So I’m going to decide that our output only needs to include A through Z, and no other characters need to be counted. Plus, I’m not going to count characters with accents at all. For English, this should not meaningfully alter the relative frequency of letters.

Now we have a simpler problem: instead of “count all alphabetic characters”, it’s “count all characters from A to Z”. Notably that is a limited and known and small set of numbers. And that means we can use a list instead of a dict!

Here’s our optimized implementation:

def frequency_3(text):
    # Make a 128-long list of zeros; recall that ord('z')
    # was 122 so this should suffice:
    split_counts = [0] * 128
    for character in text:
        index = ord(character)
        if index < 128:
            split_counts[index] += 1

    counts = {}
    for letter in 'abcdefghijklmnopqrstuvwxyz':
        counts[letter] = (
            split_counts[ord(letter)] +
            split_counts[ord(letter.upper())]
        )
    return counts

The output won’t be exactly the same, since now we’re only outputting A to Z, so we need a slightly different check of correctness:

def assert_matches(counts1, counts2):
    """Match A to Z counts."""
    for character in 'abcdefghijklmnopqrstuvwxyz':
        assert counts1[character] == counts2[character]

assert_matches(
    frequency_1(TEXT),
    frequency_3(TEXT)
)

Our new implementation is even faster:

Code Elapsed microseconds
frequency_2(TEXT) 37,728.7
frequency_3(TEXT) 19,292.4

The Practice of Compilation: Switching to a faster language

Next we’re going to switch to a compiled language, Rust.

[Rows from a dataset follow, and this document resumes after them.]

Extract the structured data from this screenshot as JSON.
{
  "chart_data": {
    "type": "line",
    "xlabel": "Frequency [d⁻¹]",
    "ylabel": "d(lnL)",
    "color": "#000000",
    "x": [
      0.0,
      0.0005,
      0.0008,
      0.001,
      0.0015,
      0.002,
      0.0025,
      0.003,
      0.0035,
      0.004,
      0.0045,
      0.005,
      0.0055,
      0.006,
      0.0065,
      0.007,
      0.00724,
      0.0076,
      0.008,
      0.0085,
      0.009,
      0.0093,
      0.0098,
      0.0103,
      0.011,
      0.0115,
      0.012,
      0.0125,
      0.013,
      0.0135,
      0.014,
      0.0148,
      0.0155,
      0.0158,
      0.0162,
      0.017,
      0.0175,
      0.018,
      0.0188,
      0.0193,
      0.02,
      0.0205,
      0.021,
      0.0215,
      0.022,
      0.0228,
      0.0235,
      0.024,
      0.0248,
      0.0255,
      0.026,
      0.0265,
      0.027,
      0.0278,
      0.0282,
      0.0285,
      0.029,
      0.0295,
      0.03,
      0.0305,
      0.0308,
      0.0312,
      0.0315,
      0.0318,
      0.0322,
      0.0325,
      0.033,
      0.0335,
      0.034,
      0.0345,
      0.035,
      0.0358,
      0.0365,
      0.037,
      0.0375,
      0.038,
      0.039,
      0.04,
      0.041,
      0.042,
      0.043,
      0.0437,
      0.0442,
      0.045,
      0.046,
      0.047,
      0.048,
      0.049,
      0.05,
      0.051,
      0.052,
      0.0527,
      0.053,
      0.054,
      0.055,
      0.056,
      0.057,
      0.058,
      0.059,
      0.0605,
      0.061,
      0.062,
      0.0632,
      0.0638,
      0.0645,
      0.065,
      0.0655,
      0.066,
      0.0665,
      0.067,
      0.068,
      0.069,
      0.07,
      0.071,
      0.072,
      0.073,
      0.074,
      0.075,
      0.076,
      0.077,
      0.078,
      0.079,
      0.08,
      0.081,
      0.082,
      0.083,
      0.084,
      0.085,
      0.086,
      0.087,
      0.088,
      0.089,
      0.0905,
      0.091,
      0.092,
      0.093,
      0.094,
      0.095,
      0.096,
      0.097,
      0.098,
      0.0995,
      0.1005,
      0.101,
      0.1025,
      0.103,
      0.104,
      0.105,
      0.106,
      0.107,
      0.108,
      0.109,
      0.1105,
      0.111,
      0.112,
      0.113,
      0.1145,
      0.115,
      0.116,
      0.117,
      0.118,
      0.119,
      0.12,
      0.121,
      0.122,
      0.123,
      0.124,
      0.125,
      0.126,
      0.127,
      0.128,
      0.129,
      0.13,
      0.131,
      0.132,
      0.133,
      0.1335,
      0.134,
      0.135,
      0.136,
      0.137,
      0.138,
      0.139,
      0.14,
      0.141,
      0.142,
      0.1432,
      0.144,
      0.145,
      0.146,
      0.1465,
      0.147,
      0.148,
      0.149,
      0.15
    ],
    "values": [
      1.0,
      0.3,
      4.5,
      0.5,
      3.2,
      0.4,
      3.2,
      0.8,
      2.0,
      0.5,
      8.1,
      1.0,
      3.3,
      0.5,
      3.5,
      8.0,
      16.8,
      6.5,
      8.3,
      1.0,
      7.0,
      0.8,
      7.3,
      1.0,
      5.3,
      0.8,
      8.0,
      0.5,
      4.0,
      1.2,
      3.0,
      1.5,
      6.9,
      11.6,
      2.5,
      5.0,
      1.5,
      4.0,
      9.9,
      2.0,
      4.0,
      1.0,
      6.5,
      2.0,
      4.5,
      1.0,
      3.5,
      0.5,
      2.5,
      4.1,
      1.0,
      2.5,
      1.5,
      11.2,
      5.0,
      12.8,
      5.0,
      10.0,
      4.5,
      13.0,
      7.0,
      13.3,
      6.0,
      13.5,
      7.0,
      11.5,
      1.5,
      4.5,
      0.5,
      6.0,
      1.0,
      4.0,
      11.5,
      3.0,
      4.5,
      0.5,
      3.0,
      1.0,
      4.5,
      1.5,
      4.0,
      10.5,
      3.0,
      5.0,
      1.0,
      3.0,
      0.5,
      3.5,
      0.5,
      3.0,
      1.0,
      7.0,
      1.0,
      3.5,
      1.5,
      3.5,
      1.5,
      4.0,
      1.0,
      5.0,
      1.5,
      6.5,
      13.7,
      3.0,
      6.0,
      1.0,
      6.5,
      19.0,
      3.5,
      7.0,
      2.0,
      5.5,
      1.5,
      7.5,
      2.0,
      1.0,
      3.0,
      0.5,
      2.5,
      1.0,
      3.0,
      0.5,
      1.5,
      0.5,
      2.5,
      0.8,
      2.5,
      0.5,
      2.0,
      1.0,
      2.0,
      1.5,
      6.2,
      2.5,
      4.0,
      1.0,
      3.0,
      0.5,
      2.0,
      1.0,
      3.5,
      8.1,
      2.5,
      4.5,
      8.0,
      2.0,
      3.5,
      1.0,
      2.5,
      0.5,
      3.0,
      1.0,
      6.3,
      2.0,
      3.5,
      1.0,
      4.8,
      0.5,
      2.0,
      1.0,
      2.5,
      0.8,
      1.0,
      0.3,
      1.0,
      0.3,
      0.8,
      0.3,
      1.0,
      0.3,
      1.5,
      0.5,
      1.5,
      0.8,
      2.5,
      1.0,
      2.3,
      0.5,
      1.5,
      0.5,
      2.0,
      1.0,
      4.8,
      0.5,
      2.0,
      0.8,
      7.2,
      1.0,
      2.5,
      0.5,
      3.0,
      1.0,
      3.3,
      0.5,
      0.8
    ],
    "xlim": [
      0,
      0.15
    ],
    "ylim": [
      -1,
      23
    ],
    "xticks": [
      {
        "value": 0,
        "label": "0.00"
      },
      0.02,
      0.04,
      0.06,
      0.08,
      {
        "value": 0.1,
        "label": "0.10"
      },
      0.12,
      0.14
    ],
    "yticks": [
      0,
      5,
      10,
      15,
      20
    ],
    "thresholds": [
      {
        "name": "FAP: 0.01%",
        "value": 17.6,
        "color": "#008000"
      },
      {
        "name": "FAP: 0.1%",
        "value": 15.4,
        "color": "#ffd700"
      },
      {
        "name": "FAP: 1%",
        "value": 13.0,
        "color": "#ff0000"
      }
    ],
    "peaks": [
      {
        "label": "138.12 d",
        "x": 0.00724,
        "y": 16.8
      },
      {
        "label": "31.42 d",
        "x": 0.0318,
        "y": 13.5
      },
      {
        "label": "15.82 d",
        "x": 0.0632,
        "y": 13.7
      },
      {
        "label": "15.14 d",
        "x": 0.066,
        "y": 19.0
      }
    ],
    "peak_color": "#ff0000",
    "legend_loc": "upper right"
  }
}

Now, I could have just ported frequency_1() to Rust and stopped there. And it’s true that a compiler can apply some optimizations that in Python you’d have to do manually.

But much of the time it’s up to you to apply the Practice of Efficiency, whatever the language. That’s why Efficiency and Compilation are distinct practices: because they are distinct sources of performance. And so the optimizations we did in frequency_2() and frequency_3() also make Rust code faster.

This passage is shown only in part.